You have to have an ego as big as a truck. Otherwise you get blown away by the first person who comes along.

A lot companies want their employees to be innovative. Is there any process by which it can be institutionalised?

Yes. The thing is that you can get far more done by reward than by scolding. If someone comes up with a bright idea that takes say a million pounds off the production line costs then you might say give him a £50,000 BMW car. Then your accountant says no we can't afford £50,000. Then you say shut up and show him how you can. You get the managing director and the fellow that took the million quid, take him out to the quadrangle, invite the press and they take photographs of the key being given to the guy. Two things happen. You get £200-300,000 worth publicity to the company plus the fact that youngster has got the car and everybody in the company says, ''Shit, I'd like a BMW car''. And they then are inspired to have a go. That's the profitable way forward. To treat people with respect.

What is the hardest part of being an inventor?

Overcoming other people's indifference. You have to have an ego as big as a truck otherwise you get blown away by the first person who comes along. There's lot of envy. When the genie is out of the bottle it's so much easier. People say ah! it is so obvious. Even I could have done that. Or I could have told you that won't work. For me I'm in the bottle with the genie. That's the fun part for me.

Is invention a 9 to 5 kind of a job for you?

No. It doesn't work that way. I don't get up in the morning and say I'm going to invent something! What I tend to do is if I have something which instinctively tells me is a "go-er", and if I am enjoying it enough, I will go with it.

Are you an inventor with a heart? Do you think what you invent should touch the everyday lives of people.

I do tend to think along those lines, but I'm not a do-gooder. So, don't get the impression that I am some sort of a holy child. But every product that I work on, I always try to make it a personal power or a free electricity source. I'm very interested in ecology, the third-world scenario, and disabled people. I think I was a very lucky boy. I have got more than most and it's payback time. Try and help other people bring their ideas to fruition, and if they can make a few bucks, and improve their own social circumstances by doing so, I will help.

Is that the idea behind the Trevor Baylis Foundation?

Yes. It is to be able to take a person's idea and make sure that when the money rolls in, that inventor is not rolled out. Simultaneously, give them a little bit of showtime if that's what they want and try and find the right manufacturers to make sure that the product is made properly and the inventor is not ripped off.

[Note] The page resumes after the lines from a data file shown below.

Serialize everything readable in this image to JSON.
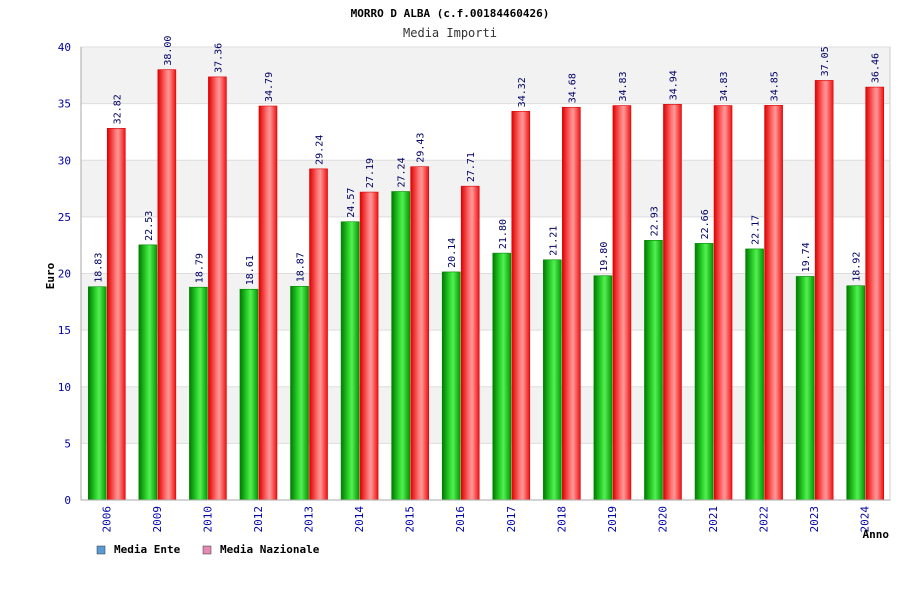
{
  "chart_data": {
    "type": "bar",
    "title": "MORRO D ALBA (c.f.00184460426)",
    "subtitle": "Media Importi",
    "xlabel": "Anno",
    "ylabel": "Euro",
    "ylim": [
      0,
      40
    ],
    "yticks": [
      0,
      5,
      10,
      15,
      20,
      25,
      30,
      35,
      40
    ],
    "categories": [
      "2006",
      "2009",
      "2010",
      "2012",
      "2013",
      "2014",
      "2015",
      "2016",
      "2017",
      "2018",
      "2019",
      "2020",
      "2021",
      "2022",
      "2023",
      "2024"
    ],
    "series": [
      {
        "name": "Media Ente",
        "values": [
          18.83,
          22.53,
          18.79,
          18.61,
          18.87,
          24.57,
          27.24,
          20.14,
          21.8,
          21.21,
          19.8,
          22.93,
          22.66,
          22.17,
          19.74,
          18.92
        ],
        "labels": [
          "18.83",
          "22.53",
          "18.79",
          "18.61",
          "18.87",
          "24.57",
          "27.24",
          "20.14",
          "21.80",
          "21.21",
          "19.80",
          "22.93",
          "22.66",
          "22.17",
          "19.74",
          "18.92"
        ]
      },
      {
        "name": "Media Nazionale",
        "values": [
          32.82,
          38.0,
          37.36,
          34.79,
          29.24,
          27.19,
          29.43,
          27.71,
          34.32,
          34.68,
          34.83,
          34.94,
          34.83,
          34.85,
          37.05,
          36.46
        ],
        "labels": [
          "32.82",
          "38.00",
          "37.36",
          "34.79",
          "29.24",
          "27.19",
          "29.43",
          "27.71",
          "34.32",
          "34.68",
          "34.83",
          "34.94",
          "34.83",
          "34.85",
          "37.05",
          "36.46"
        ]
      }
    ],
    "legend": [
      {
        "label": "Media Ente",
        "color": "#5b9bd5"
      },
      {
        "label": "Media Nazionale",
        "color": "#e38bb4"
      }
    ],
    "grid": true,
    "legend_position": "bottom-left"
  },
  "colors": {
    "ente_light": "#66ee66",
    "ente_dark": "#008800",
    "naz_light": "#ff8888",
    "naz_dark": "#dd0000",
    "tick_text": "#0000aa",
    "band": "#f2f2f2"
  }
}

Is the foundation working exclusively in the UK?

No I would like it to be an international affair. I went to India three years ago with the British Council and I know just how inventive the Indians are. It's amazing. I was very impressed with the whole thing. In fact, I'd love to go over and see those guys again. I would like the foundation to work over there and help inventors get off the ground. If we can find some guys in India who are interested in backing the foundation it will be great. Remember, it's about the inventor, and not so much about the people who've put the money in. It's payback's about about people who have made their pile of money and believe that new people coming through should be given a break. And that's fundamentally what (the foundation) is about.

Do you have any regrets...of not having done enough or do you think you could have done things differently?

The biggest disappointment that I had was that I could not represent my country in the Olympic games in 1956. I was a backstroke swimmer. I worked so hard to get to Melbourne and I didn't make it. That is my biggest regret. It's a very competitive sport and I just wasn't quick enough on that day.

Any regrets on the inventions front?

It's frustrating at times when nobody takes up your invention, when you lack financial backers.

Is there any exciting new project you are working on?

Well, it is for me to know and for you to guess (laughs).